I'm Leaving the Table

D’aucuns penseraient que cet Album de Léonard Cohen, « You want it darker » est celui de l’adieu. Il est vrai que plusieurs titres, dont celui-ci, évoquent la vieillesse est ses dégâts, la fin inéluctable de toutes choses, et le bout du chemin… Les initiés sont certains, cependant, que Léonard Cohen n’a pas dit son dernier mot, et savent qu’il nous prépare encore de sublimes poèmes et de splendides chansons. « I’m Leaving the Table » fait partie de ces chansons que Léonard Cohen a longuement, patiemment, ciselées, polies, affinées, avant de nous les offrir belles et pures comme si elles venaient de naître.

Dans l’ombre crépusculaire de « You want it darker », « I’m leaving the table » évoque, sur un ton désabusé, avec une lucidité résignée, la fin du jeu de l’amour, et les termes de la séparation : le temps a fait son œuvre, chacun a suivi son chemin, et, lorsque les chemins divergent, les liens se distendent. C’est comme cela ; nul n’y peut rien : les corps vieillissent, les passions s’affadissent, les pulsions faiblissent, et les démons eux-mêmes s’assagissent ! Aucun des anciens amants n’en est coupable : seul le temps est responsable.

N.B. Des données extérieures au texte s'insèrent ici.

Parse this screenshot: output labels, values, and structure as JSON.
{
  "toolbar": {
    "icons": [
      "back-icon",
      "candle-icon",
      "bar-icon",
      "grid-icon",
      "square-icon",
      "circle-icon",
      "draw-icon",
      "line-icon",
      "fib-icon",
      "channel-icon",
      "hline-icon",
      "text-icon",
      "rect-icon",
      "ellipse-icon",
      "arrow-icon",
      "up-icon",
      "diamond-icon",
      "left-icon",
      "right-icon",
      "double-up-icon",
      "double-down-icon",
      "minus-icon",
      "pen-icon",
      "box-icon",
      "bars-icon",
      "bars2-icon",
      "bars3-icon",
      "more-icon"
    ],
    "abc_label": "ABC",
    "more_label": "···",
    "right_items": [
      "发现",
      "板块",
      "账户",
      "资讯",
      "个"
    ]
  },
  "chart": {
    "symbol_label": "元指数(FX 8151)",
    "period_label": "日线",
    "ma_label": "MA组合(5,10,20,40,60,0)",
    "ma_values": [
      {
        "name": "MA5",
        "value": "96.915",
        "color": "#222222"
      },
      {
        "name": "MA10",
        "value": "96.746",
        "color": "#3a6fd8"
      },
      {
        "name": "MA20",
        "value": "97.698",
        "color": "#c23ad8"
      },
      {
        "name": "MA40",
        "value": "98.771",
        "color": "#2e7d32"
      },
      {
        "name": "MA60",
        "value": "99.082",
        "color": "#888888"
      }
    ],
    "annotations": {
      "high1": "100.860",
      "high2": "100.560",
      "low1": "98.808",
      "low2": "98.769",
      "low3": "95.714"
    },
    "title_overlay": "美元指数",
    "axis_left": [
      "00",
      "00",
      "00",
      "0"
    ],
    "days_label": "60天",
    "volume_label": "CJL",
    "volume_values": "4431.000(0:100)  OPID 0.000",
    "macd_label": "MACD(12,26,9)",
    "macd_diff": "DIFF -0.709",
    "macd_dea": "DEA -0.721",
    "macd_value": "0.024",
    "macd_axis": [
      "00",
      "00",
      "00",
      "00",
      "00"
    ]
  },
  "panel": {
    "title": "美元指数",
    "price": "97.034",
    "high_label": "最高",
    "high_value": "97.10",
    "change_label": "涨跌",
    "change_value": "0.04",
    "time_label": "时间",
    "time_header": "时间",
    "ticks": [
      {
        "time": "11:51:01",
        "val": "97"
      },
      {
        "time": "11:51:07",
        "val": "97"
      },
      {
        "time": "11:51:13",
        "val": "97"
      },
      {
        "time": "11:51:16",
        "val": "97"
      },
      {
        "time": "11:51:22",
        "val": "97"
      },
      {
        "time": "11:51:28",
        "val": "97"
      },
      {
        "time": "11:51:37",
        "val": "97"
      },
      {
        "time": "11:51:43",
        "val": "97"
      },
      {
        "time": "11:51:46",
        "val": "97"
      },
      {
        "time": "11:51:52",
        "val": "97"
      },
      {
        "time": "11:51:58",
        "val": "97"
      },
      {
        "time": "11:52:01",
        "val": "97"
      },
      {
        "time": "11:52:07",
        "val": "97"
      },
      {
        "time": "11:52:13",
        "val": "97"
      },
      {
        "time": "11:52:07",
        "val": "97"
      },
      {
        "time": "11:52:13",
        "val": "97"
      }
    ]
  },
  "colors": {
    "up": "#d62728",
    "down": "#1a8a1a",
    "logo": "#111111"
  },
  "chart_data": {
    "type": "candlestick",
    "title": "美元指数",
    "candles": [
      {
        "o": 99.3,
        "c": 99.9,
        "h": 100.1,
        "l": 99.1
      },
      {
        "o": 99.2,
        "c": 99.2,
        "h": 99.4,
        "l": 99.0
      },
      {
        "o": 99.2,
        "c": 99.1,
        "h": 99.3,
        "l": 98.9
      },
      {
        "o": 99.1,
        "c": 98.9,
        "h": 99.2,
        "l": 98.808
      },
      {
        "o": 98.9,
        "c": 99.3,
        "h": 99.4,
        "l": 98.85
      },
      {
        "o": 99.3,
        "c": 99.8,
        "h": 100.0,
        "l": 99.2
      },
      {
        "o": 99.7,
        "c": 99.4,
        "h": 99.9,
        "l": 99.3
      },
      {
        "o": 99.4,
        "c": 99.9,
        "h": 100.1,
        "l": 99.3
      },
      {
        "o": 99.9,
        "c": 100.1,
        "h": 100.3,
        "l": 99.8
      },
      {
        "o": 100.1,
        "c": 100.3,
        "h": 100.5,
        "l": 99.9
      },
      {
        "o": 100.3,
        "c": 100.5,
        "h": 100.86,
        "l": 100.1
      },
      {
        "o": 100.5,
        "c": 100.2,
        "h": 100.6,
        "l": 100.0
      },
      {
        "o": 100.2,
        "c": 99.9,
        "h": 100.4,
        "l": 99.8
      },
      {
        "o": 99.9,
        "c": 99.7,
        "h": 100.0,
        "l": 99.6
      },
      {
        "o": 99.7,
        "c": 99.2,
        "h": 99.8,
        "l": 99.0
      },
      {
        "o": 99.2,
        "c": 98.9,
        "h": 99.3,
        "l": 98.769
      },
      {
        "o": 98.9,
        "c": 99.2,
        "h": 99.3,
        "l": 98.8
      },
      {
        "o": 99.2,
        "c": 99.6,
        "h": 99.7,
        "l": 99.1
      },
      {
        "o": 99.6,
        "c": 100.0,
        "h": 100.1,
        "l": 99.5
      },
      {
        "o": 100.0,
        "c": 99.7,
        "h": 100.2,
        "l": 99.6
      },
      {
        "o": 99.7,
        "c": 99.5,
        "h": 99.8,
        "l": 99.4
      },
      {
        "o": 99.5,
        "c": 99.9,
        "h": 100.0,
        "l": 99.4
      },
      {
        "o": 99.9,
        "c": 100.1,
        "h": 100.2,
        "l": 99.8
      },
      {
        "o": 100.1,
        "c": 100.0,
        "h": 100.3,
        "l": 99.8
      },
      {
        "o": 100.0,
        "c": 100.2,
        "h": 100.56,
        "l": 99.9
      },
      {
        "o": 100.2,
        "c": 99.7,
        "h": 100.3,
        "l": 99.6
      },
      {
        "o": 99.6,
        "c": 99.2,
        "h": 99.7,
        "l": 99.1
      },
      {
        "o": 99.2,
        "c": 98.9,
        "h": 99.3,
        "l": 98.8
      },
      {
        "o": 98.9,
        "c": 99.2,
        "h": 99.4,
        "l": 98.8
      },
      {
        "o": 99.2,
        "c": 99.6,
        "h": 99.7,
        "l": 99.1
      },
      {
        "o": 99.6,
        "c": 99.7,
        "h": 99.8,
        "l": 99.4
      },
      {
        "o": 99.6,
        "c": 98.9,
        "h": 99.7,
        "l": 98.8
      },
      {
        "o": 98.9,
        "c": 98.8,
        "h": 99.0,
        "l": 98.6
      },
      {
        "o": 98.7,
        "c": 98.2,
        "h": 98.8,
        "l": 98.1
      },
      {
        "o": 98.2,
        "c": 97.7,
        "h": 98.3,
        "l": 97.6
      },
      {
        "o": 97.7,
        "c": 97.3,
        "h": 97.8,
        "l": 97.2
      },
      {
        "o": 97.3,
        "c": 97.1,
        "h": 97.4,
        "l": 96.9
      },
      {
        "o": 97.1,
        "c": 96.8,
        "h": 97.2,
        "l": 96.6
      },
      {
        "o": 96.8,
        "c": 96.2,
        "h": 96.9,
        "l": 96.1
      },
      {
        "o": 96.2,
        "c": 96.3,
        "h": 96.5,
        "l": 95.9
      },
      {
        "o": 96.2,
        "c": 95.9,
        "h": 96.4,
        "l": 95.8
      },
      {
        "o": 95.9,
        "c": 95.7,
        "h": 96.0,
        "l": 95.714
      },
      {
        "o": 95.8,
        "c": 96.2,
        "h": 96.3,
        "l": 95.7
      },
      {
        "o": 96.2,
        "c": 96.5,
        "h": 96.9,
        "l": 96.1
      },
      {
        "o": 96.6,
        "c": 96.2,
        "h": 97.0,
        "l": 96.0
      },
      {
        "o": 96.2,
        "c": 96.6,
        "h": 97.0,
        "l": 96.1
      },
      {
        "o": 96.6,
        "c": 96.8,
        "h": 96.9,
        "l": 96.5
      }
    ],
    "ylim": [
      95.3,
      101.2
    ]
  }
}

Et pourtant, quand le jeu de l’amour est fini, quand l’amour n’est plus un jeu, c’est alors qu’apparaît ce trésor inépuisable, éternel, absolu qu’est l’Amour : non plus un jeu qu’animent les pulsions, mais le sentiment profond qui réunit deux cœurs. Le temps n’est pas si malfaisant : il permet de voir plus clair, plus loin, plus vrai !

ALN

Je Quitte la Table

Je quitte la table à jeux

C’est dit : j’abandonne

Sur ton cadre-photo

Je n’ connais personne

Si j’ t’ai jamais aimée, Oh, non

Quel honteux affront

Si j’ t’ai jamais aimée

Si j’ai su ton nom

Je ne vais pas me plaindre

Pas besoin d’avocat

Et pas besoin de te rendre

Je ne te vise pas

J’ nai pas b’soin d’une amante, Non, oh non

La pauvre bête chancelle

J’ nai pas b’soin d’une amante

Donc éteins la chandelle

Personne n’a disparu

Ni prime ni rançon

Petit à petit

Nous nous détachons

Nous dépensons ce bien, Oh non, non

Que l’amour n’offre point

Je sais, tu le sens bien

La tendresse revient

J’ n’ai pas b’soin de raison

Pour ce que je deviens

J’aurais bien des excuses

Mais elles ne valent rien

Je n’ demande pas pardon, non, non, non , non

On n’ peut plus blâmer personne

Je quitte la table à jeux

C’est dit : j’abandonne

Je quitte la table à jeux

C’est tout : j’abandonne

(Traduction – Adaptation : Polyphrène)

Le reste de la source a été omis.